Hossain Mohammad Afzal, Ahmed Tanvir, Ferdaus Jannatul, Zzaman Wahidu

机构信息

Department of Food Engineering and Tea Technology, Shahjalal University of Science and Technology, Sylhet, 3114, Bangladesh.

出版信息

Heliyon. 2024 Oct 24;10(21):e39811. doi: 10.1016/j.heliyon.2024.e39811. eCollection 2024 Nov 15.

Abstract

This research aimed to estimate the optimum formulation of process parameters in making tomato powder with optimal physicochemical properties using foam-mat drying.
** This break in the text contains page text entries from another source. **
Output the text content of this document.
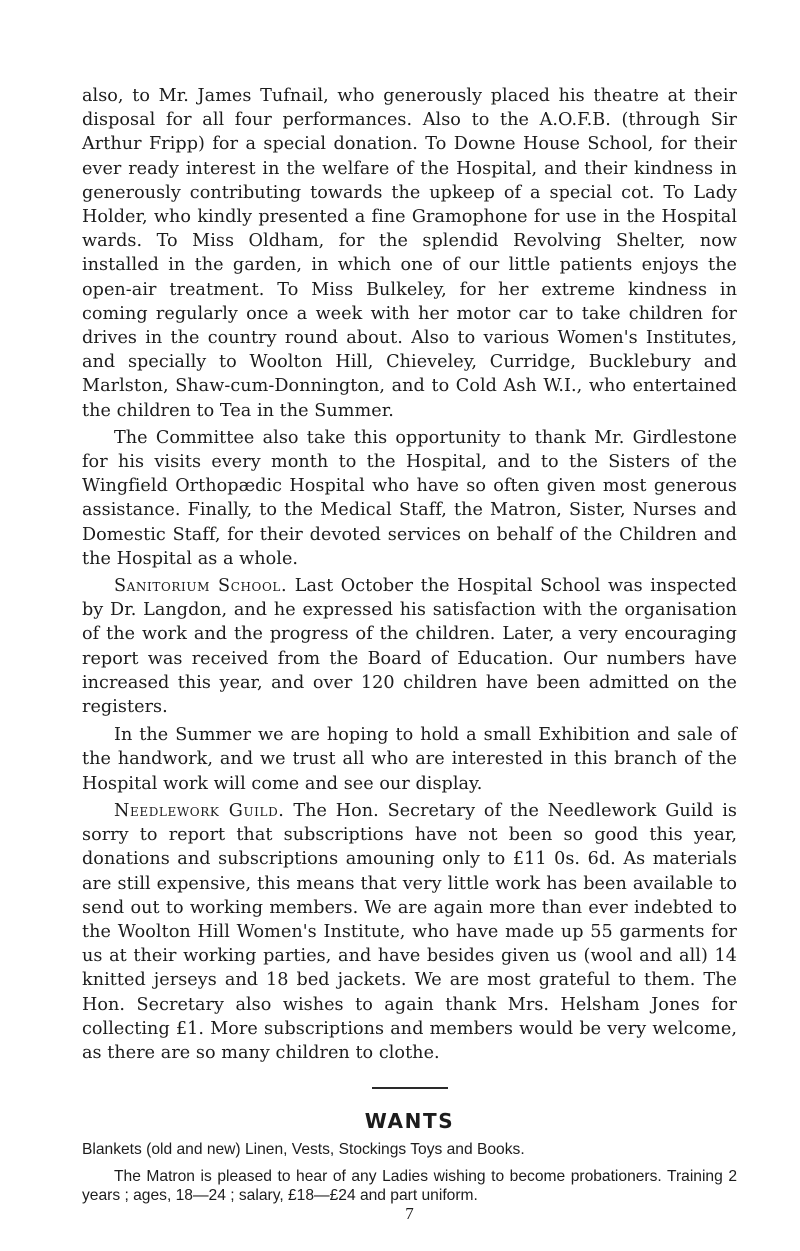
also, to Mr. James Tufnail, who generously placed his theatre at their disposal for all four performances. Also to the A.O.F.B. (through Sir Arthur Fripp) for a special donation. To Downe House School, for their ever ready interest in the welfare of the Hospital, and their kindness in generously contributing towards the upkeep of a special cot. To Lady Holder, who kindly presented a fine Gramophone for use in the Hospital wards. To Miss Oldham, for the splendid Revolving Shelter, now installed in the garden, in which one of our little patients enjoys the open-air treatment. To Miss Bulkeley, for her extreme kindness in coming regularly once a week with her motor car to take children for drives in the country round about. Also to various Women's Institutes, and specially to Woolton Hill, Chieveley, Curridge, Bucklebury and Marlston, Shaw-cum-Donnington, and to Cold Ash W.I., who entertained the children to Tea in the Summer.

The Committee also take this opportunity to thank Mr. Girdlestone for his visits every month to the Hospital, and to the Sisters of the Wingfield Orthopædic Hospital who have so often given most generous assistance. Finally, to the Medical Staff, the Matron, Sister, Nurses and Domestic Staff, for their devoted services on behalf of the Children and the Hospital as a whole.

Sanitorium School. Last October the Hospital School was inspected by Dr. Langdon, and he expressed his satisfaction with the organisation of the work and the progress of the children. Later, a very encouraging report was received from the Board of Education. Our numbers have increased this year, and over 120 children have been admitted on the registers.

In the Summer we are hoping to hold a small Exhibition and sale of the handwork, and we trust all who are interested in this branch of the Hospital work will come and see our display.

Needlework Guild. The Hon. Secretary of the Needlework Guild is sorry to report that subscriptions have not been so good this year, donations and subscriptions amouning only to £11 0s. 6d. As materials are still expensive, this means that very little work has been available to send out to working members. We are again more than ever indebted to the Woolton Hill Women's Institute, who have made up 55 garments for us at their working parties, and have besides given us (wool and all) 14 knitted jerseys and 18 bed jackets. We are most grateful to them. The Hon. Secretary also wishes to again thank Mrs. Helsham Jones for collecting £1. More subscriptions and members would be very welcome, as there are so many children to clothe.

WANTS

Blankets (old and new) Linen, Vests, Stockings Toys and Books.

The Matron is pleased to hear of any Ladies wishing to become probationers. Training 2 years ; ages, 18—24 ; salary, £18—£24 and part uniform.

7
The egg albumin (EA) concentration (1-5%), carboxymethyl cellulose (CMC) concentration (1-1.5 %), and drying temperature (60-70 °C) were employed as independent variables in optimizing through Response Surface Methodology (RSM) in combination with Box-Behnken experimental design (BBD). Based on the total 17 runs of BBD, foam-mat dried powder showed physicochemical properties such as 0.18-0.33 g/cm foam density, 178.54-350 % foam expansion, 40-94 % foam stability, 46.80-62 % water soluble index (WSI), 1.13-2.96 water absorption index (WAI), 1.51-2 °Brix TSS, 2.30-3.98 mg/100 mL ascorbic acid, 0.22-0.38 % titratable acidity, and color (L∗: 29.26-48.07, a∗: 9.73-16.86, and b∗: 6.81-21.56). Furthermore, the ANOVA findings revealed the correlation of determination (R) exceeding 85 % for the models, suggesting that the interaction between the responses and the prediction of the implied model is suitable. The optimal formulation from RSM was 4.59 % EA, 0.70 % CMC, and 60 °C drying temperature. Under the optimized conditions, the experimental values were 0.19 ± 0.03 g/cm foam density, 346.60 ± 3.35 % foam expansion, 89.05 ± 2.80 % foam stability, 55.56 ± 3.22 % WSI, 2.49 ± 0.09 WAI, 1.84 ± 0.15 °Brix TSS, 2.93 ± 0.10 mg/100 mL ascorbic acid, 0.39 ± 0.02 % titratable acidity, 46.95 ± 6.35 L∗, 17.54 ± 1.50 a∗, and 21.85 ± 0.74 b∗. The optimized parameters were verified, and there was good agreement between the experimental results and the predicted values (residual standard error (RSE) ≤ 5).

摘要

本研究旨在通过泡沫垫干燥法,估算制备具有最佳物理化学性质的番茄粉时工艺参数的最佳配方。蛋清蛋白(EA)浓度(1 - 5%)、羧甲基纤维素(CMC)浓度(1 - 1.5%)和干燥温度(60 - 70°C)作为自变量,通过响应面法(RSM)结合Box - Behnken实验设计(BBD)进行优化。基于BBD的总共17次运行,泡沫垫干燥粉末呈现出如下物理化学性质:泡沫密度为0.18 - 0.33 g/cm,泡沫膨胀率为178.54 - 350%,泡沫稳定性为40 - 94%,水溶性指数(WSI)为46.80 - 62%,吸水性指数(WAI)为1.13 - 2.96,总可溶性固形物(TSS)为1.51 - 2°Brix,抗坏血酸含量为2.30 - 3.98 mg/100 mL,可滴定酸度为0.22 - 0.38%,颜色(L∗:29.26 - 48.07,a∗:9.73 - 16.86,b∗:6.81 - 21.56)。此外,方差分析结果显示,模型的决定系数(R)超过85%,这表明响应与隐含模型预测之间的相互作用是合适的。RSM得出的最佳配方为4.59%的EA、0.70%的CMC和60°C的干燥温度。在优化条件下,实验值为:泡沫密度0.19±0.03 g/cm,泡沫膨胀率346.60±3.35%,泡沫稳定性89.05±2.80%,WSI为55.56±3.22%,WAI为2.49±0.09,TSS为1.84±0.15°Brix,抗坏血酸含量为2.93±0.10 mg/100 mL,可滴定酸度为0.39±0.02%,颜色L∗为46.95±6.35,a∗为17.54±1.50,b∗为21.85±0.74。对优化后的参数进行了验证,实验结果与预测值之间具有良好的一致性(残差标准误差(RSE)≤5)。